Cette anthologie coordonnée par Bernard Blanc est un des derniers feux engendrés par ce courant aussi intense qu’éphémère de la SF politique française. Au sommaire, on retrouve des habitués du genre, Christin, Douay, Frémion, Jeury ou Benoît-Jeannin, ainsi que des illustrations de divers artistes, le tout sur le thème de l’autogestion. On y retrouve cet esprit pessimiste qui semble consubstantiel à ce courant littéraire.
Dans « Le Soviet de Rétrograd », Yves Frémion imagine la récupération de l’autogestion comme simple formule pour ravaler la façade des dirigeants libéraux et déconsidérer l’idée d’émancipation qu’elle véhicule, avec la victoire d’un fascisme soft ; ce texte dense anticipe ainsi avec beaucoup de pertinence sur le marketing politique et la dénaturation du sens des mots de la libération, la torture subie en prison par les adversaires violents de l’Etat (la RAF dans le rétroviseur et Action directe devant le pare brise).
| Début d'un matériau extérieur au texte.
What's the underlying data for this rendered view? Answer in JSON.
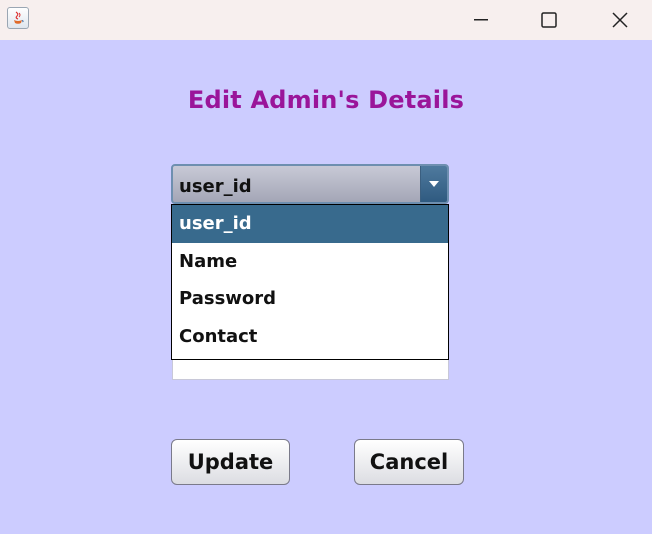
{
  "window": {
    "icons": {
      "app": "java-app-icon",
      "minimize": "minimize-icon",
      "maximize": "maximize-icon",
      "close": "close-icon"
    }
  },
  "form": {
    "title": "Edit Admin's Details",
    "field_select": {
      "selected": "user_id",
      "options": [
        "user_id",
        "Name",
        "Password",
        "Contact"
      ],
      "highlighted_index": 0
    },
    "value_input": {
      "value": ""
    },
    "buttons": {
      "update": "Update",
      "cancel": "Cancel"
    }
  },
  "colors": {
    "background": "#ccccff",
    "title": "#9a159a",
    "selection": "#386a8d"
  }
}
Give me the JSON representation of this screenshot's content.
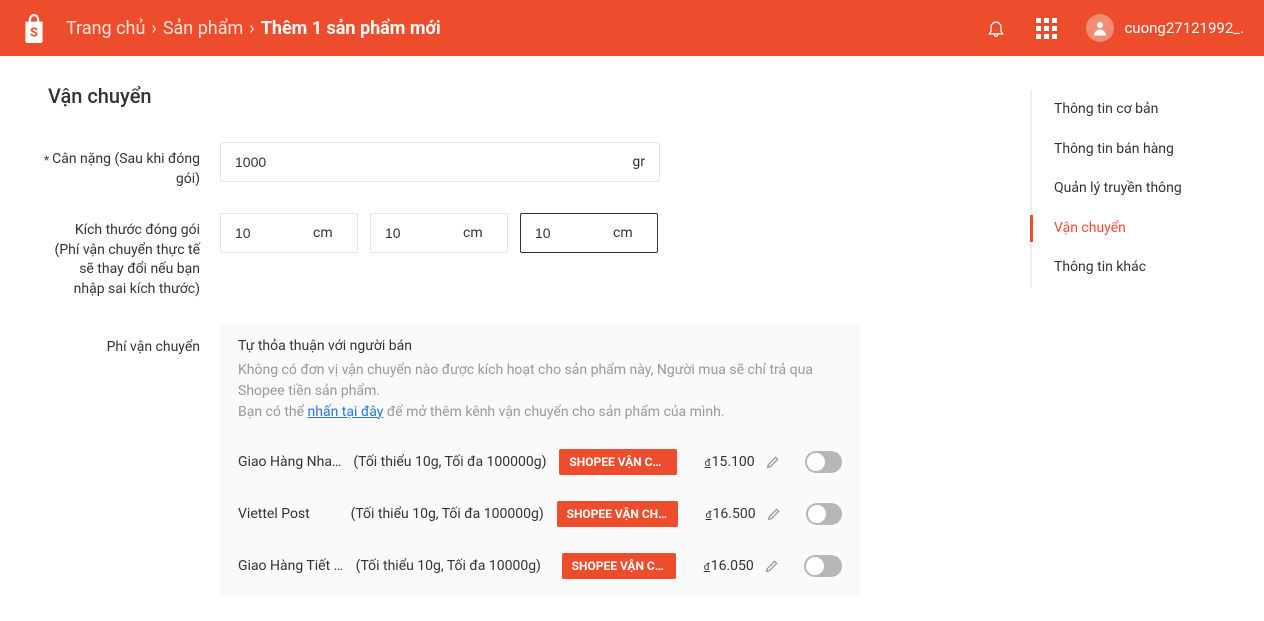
{
  "header": {
    "breadcrumb": {
      "home": "Trang chủ",
      "products": "Sản phẩm",
      "current": "Thêm 1 sản phẩm mới"
    },
    "username": "cuong27121992_."
  },
  "section": {
    "title": "Vận chuyển",
    "weight_label": "Cân nặng (Sau khi đóng gói)",
    "weight_value": "1000",
    "weight_unit": "gr",
    "dims_label": "Kích thước đóng gói (Phí vận chuyển thực tế sẽ thay đổi nếu bạn nhập sai kích thước)",
    "dim_unit": "cm",
    "dim_l": "10",
    "dim_w": "10",
    "dim_h": "10",
    "fee_label": "Phí vận chuyển"
  },
  "fee_panel": {
    "title": "Tự thỏa thuận với người bán",
    "desc1": "Không có đơn vị vận chuyển nào được kích hoạt cho sản phẩm này, Người mua sẽ chỉ trả qua Shopee tiền sản phẩm.",
    "desc2_prefix": "Bạn có thể ",
    "desc2_link": "nhấn tại đây",
    "desc2_suffix": " để mở thêm kênh vận chuyển cho sản phẩm của mình."
  },
  "carriers": [
    {
      "name": "Giao Hàng Nha…",
      "limits": "(Tối thiểu 10g, Tối đa 100000g)",
      "badge": "SHOPEE VẬN CHUY…",
      "price": "15.100"
    },
    {
      "name": "Viettel Post",
      "limits": "(Tối thiểu 10g, Tối đa 100000g)",
      "badge": "SHOPEE VẬN CHUYỂN",
      "price": "16.500"
    },
    {
      "name": "Giao Hàng Tiết K…",
      "limits": "(Tối thiểu 10g, Tối đa 10000g)",
      "badge": "SHOPEE VẬN CHU…",
      "price": "16.050"
    }
  ],
  "sidebar": {
    "items": [
      {
        "label": "Thông tin cơ bản"
      },
      {
        "label": "Thông tin bán hàng"
      },
      {
        "label": "Quản lý truyền thông"
      },
      {
        "label": "Vận chuyển"
      },
      {
        "label": "Thông tin khác"
      }
    ],
    "active_index": 3
  }
}
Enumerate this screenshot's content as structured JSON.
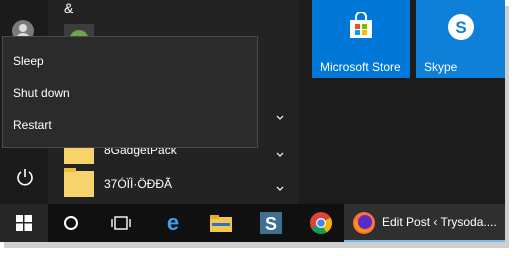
{
  "start_menu": {
    "top_app_letter": "&",
    "apps": [
      {
        "label": "8GadgetPack",
        "icon": "folder-icon"
      },
      {
        "label": "37ÓÏÌ·ÖÐÐÃ",
        "icon": "folder-icon"
      }
    ]
  },
  "power_menu": {
    "items": [
      {
        "label": "Sleep"
      },
      {
        "label": "Shut down"
      },
      {
        "label": "Restart"
      }
    ]
  },
  "tiles": [
    {
      "label": "Microsoft Store",
      "icon": "store-icon",
      "color": "#0078d7"
    },
    {
      "label": "Skype",
      "icon": "skype-icon",
      "color": "#0f80d8"
    }
  ],
  "taskbar": {
    "items": [
      {
        "icon": "windows-start-icon"
      },
      {
        "icon": "cortana-search-icon"
      },
      {
        "icon": "task-view-icon"
      },
      {
        "icon": "edge-icon"
      },
      {
        "icon": "file-explorer-icon"
      },
      {
        "icon": "snagit-icon"
      },
      {
        "icon": "chrome-icon"
      },
      {
        "icon": "firefox-icon",
        "label": "Edit Post ‹ Trysoda...."
      }
    ]
  }
}
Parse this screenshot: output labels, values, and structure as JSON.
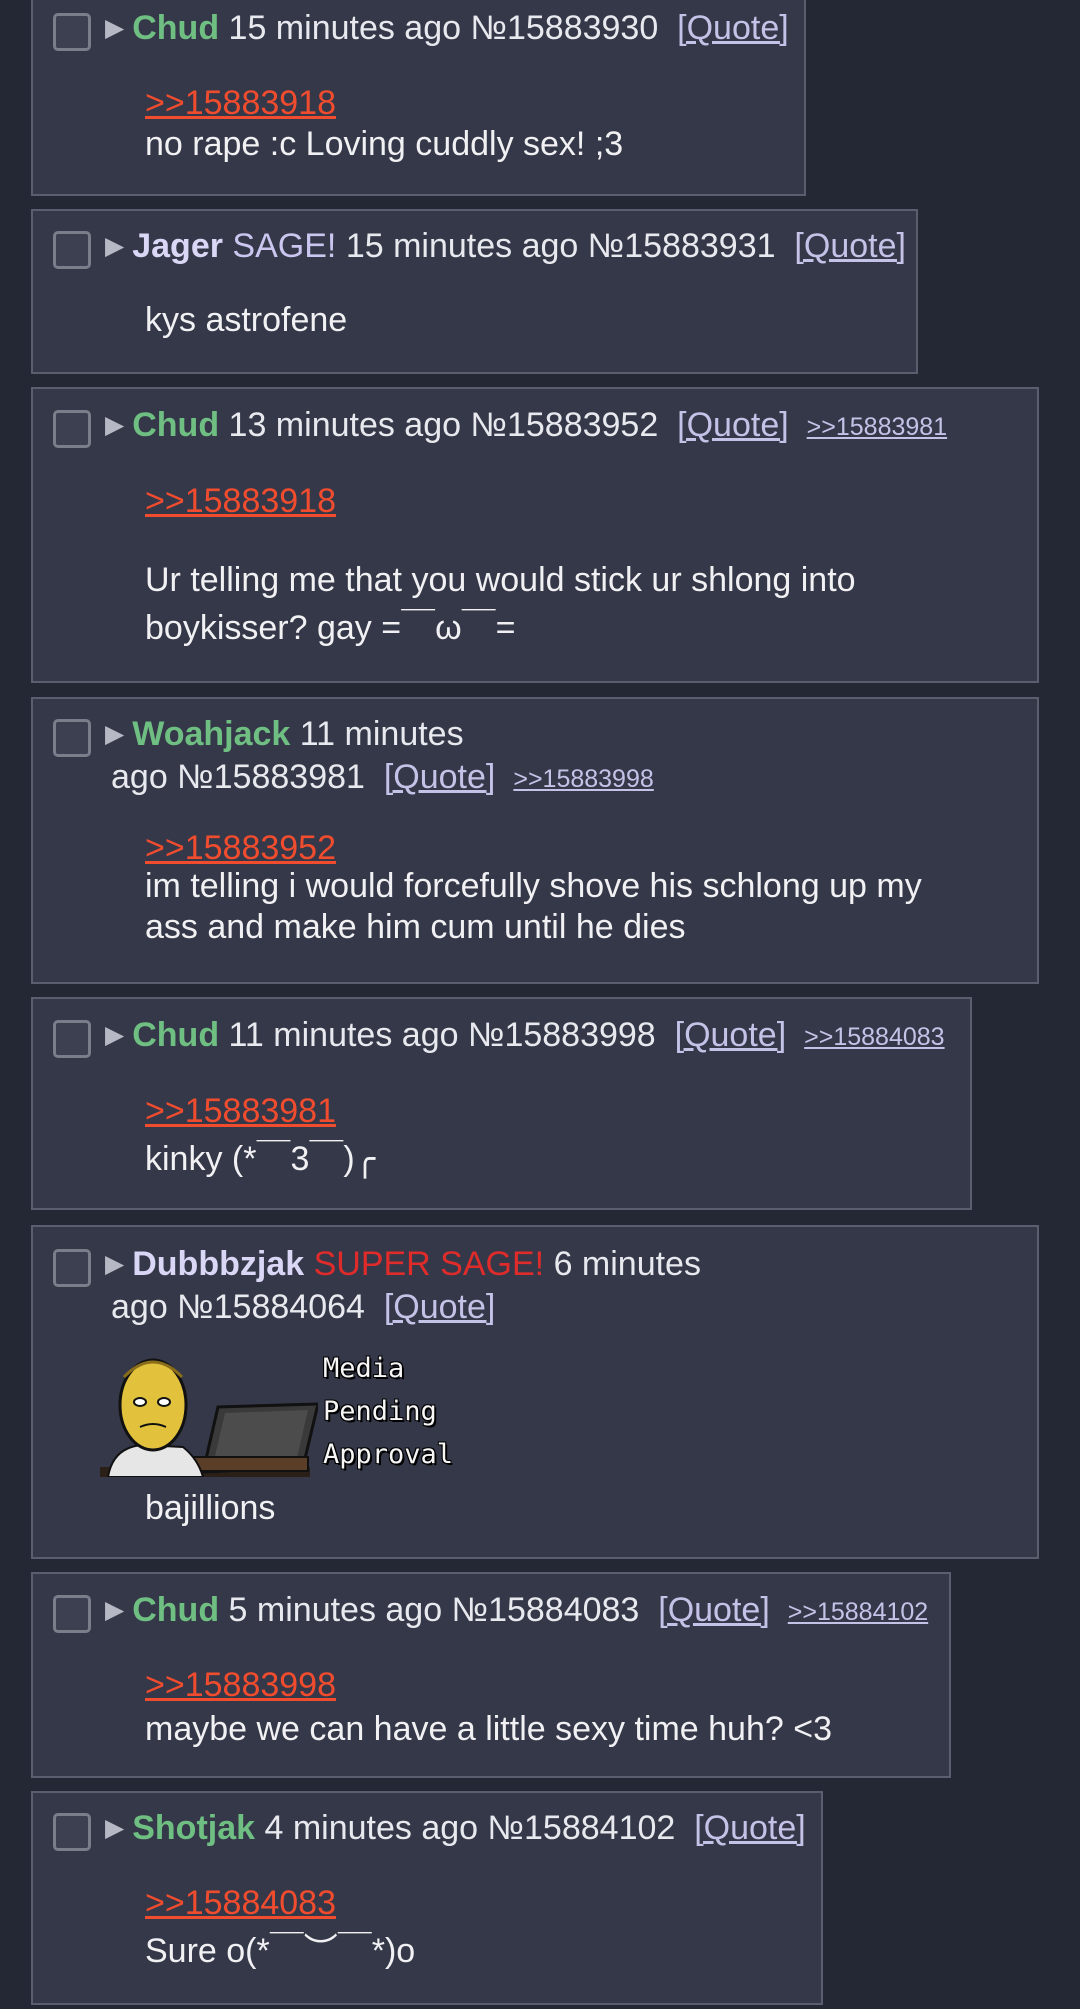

Daniel Martinange avec « Comme un soleil qui explose » offre comme une préscience de l’arrivée des socialistes au pouvoir et des déceptions ultérieures, puisque dans sa nouvelle, la construction du socialisme se heurte au capitalisme comme système mondial et aux compromis passés par un gouvernement qui n’est pas sans évoquer celui du Front populaire, entraînant la réaction individuelle d’un ouvrier qui va jusqu’à l’assassinat… On pourrait également citer Benoît-Jeannin, qui, dans « Sans temps morts et sans entraves », fait du cinéma en mode autogestionnaire un spectacle sans spectacle, sans vedettes ni acteurs mis trop en avant, aboutissant à un art conformiste, consensuel, bref une négation de lui-même ; au passage, l’auteur imagine une sexualité libérée de toute contrainte familiale, allant jusqu’à la quasi disparition de l’inceste.
Yves-Olivier Martin est moins sombre, puisque dans « L’éclatement », la révolution manque d’être court-circuitée par les forces contre révolutionnaires, finalement mises en échec… jusqu’à la prochaine tentative. Bien que manquant de fluidité, un texte assez réaliste.Pierre Christin, avec « Loto-gestion », se fait également plus serein, son tableau d’une ENA devenant de plus en plus démocratique pouvant apparaître comme prometteur, en dépit d’un contenu de cours assez fumeux. De même pour Michel Jeury : « Le voyage de la morille », dans un cadre rural qu’affectionne l’auteur, est une ode à l’autogestion à la base et au troc destiné à remplacer (un peu naïvement ?) le commerce. Le « Chacun de nous est une minorité ethnique » de René Durand ne marque par contre guère les esprits, sa dilution du pouvoir étatique n’étant remplacé que par un retour à la vie archaïque et pastorale sans grand avenir. Le plus optimiste est toutefois Pierre Larose : avec « Planétaires de la galaxie, unissez-vous ! », il est le seul à transposer l’action dans le vaste espace. Bien que sa relation d’une révolution éclatant sur une planète colonisée par la Terre, et sur laquelle le processus d’exploitation capitaliste avait été importé, souffre d’un manque partiel de crédibilité et d’une narration trop scolaire (la Terre devenue empire), il propose un tableau fort intéressant de la société autogestionnaire qui se met en place, où les points positifs l’emportent sur le plus discutable (procréation in vitro à outrance et eugénisme), tandis que la Terre s’est suicidée par l’atome.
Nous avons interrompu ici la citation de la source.